The German Historical Museum’s permanent exhibition is located in the early 18th cent Armoury building on Unter den Linden, with a modern extension housing temporary exhibitions in the Exhibition Hall at the rear.
The collection of Germany’s important historical artefacts has taken a few twists and turns along the way, but with reunification came the opportunity to present them all under one roof, and in 2006 after five years of renovation, the doors opened to the Armoury giving Germany a historical museum that it could be proud of.
As its name suggests, this baroque building was originally built to house the Prussian arsenal before being turned into an army museum. During the Nazi period, this museum was the location for an attempted assassination of Adolf Hitler.
Rudolph Christoph Freiherr von Gersdorff, an officer in the German army, intended a suicide bombing when he was giving a tour of the Armoury to Hitler, Goering, Himmler, and other top officials. He set the device to blow up ten minutes into the tour, but the plan failed because Hitler rushed through the museum in less than ten minutes! Apparently, Gersdorff only had seconds to spare before being able to diffuse the bomb and save his own skin. His attempt was kept secret and he carried on living until the age of 74 and died in 1980.
Thankfully, my visit was less dramatic. The permanent exhibition covers two floors of the old Armoury building and runs in chronological order starting on the upper floor. Before you start, it might be a good idea to hand in your coats and bags. You don’t have to, but you’ll be glad you did. The upper floor covers German history from 500 AD to 1918, and the lower floor from 1918 to 1994.
I started on the upper floor but it meant that by the time I reached the ground floor I was getting a bit ‘museum’d out,” which was a shame because this floor was the most interesting to me. It covers the Weimar years, the Nazi period, post war division, and reunification.
There’s no point in trying to describe everything there is to see here, but what I will say is that a lot of the information is in German and it’s worth getting the podcast on offer if you don’t speak the language.

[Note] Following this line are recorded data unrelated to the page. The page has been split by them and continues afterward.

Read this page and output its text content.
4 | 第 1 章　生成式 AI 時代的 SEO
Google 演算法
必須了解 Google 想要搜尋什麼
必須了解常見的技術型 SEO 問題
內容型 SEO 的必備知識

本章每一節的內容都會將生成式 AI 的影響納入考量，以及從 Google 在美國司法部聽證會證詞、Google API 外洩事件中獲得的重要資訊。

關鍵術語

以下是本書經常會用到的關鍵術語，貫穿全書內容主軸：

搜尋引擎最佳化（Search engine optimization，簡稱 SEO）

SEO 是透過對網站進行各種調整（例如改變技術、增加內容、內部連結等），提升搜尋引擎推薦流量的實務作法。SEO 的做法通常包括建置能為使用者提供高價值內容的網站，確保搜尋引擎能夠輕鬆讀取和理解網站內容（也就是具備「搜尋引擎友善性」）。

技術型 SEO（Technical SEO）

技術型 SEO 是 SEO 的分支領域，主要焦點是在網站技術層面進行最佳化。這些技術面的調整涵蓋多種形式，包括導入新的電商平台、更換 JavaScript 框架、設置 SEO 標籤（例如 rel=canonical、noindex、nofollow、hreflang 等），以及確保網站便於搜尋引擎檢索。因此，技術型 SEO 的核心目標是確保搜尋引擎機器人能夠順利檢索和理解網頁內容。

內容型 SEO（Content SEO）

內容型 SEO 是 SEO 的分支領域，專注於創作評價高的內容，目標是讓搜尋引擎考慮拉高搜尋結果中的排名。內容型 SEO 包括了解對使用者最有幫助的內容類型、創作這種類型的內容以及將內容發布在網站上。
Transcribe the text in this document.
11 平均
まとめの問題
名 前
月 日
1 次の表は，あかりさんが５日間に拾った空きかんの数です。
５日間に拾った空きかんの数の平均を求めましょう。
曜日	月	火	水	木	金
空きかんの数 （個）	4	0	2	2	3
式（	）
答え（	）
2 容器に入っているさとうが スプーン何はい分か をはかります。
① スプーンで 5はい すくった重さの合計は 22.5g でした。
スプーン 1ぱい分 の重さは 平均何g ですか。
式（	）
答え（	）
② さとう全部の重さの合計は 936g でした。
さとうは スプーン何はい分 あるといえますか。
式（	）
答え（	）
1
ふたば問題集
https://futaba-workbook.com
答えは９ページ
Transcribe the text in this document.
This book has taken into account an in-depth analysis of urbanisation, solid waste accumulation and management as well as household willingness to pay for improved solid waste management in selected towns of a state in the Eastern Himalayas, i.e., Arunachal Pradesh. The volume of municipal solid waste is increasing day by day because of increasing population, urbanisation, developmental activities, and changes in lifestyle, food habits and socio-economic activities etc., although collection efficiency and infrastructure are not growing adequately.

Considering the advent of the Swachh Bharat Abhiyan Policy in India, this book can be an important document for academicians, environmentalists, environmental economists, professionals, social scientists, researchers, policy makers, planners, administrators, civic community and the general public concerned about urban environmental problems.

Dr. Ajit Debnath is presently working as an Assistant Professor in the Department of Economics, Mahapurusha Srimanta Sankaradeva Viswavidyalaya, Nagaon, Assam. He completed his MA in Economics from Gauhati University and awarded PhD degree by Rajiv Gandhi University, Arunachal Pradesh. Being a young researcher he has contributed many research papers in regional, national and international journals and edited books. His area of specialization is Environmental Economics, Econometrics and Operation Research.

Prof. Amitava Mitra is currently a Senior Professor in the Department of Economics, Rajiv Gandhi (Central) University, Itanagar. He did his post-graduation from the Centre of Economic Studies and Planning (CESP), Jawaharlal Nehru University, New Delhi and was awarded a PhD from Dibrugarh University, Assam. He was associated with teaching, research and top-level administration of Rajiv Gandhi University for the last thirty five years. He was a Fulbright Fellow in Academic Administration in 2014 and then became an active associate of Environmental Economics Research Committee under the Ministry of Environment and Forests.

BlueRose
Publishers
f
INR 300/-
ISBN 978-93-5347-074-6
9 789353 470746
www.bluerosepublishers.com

There’s a charge to visit the museum, which was €8 for a full fare paying adult the last time I looked (March 2018), but it’s best to get all the latest information directly from the website. http://www.dhm.de/en.html
To be honest this excellent museum deserves more than one visit and should be on anyone’s list who wants to know more about German history. One thing that still puzzles me though is how Hitler managed to cover it in less than ten minutes.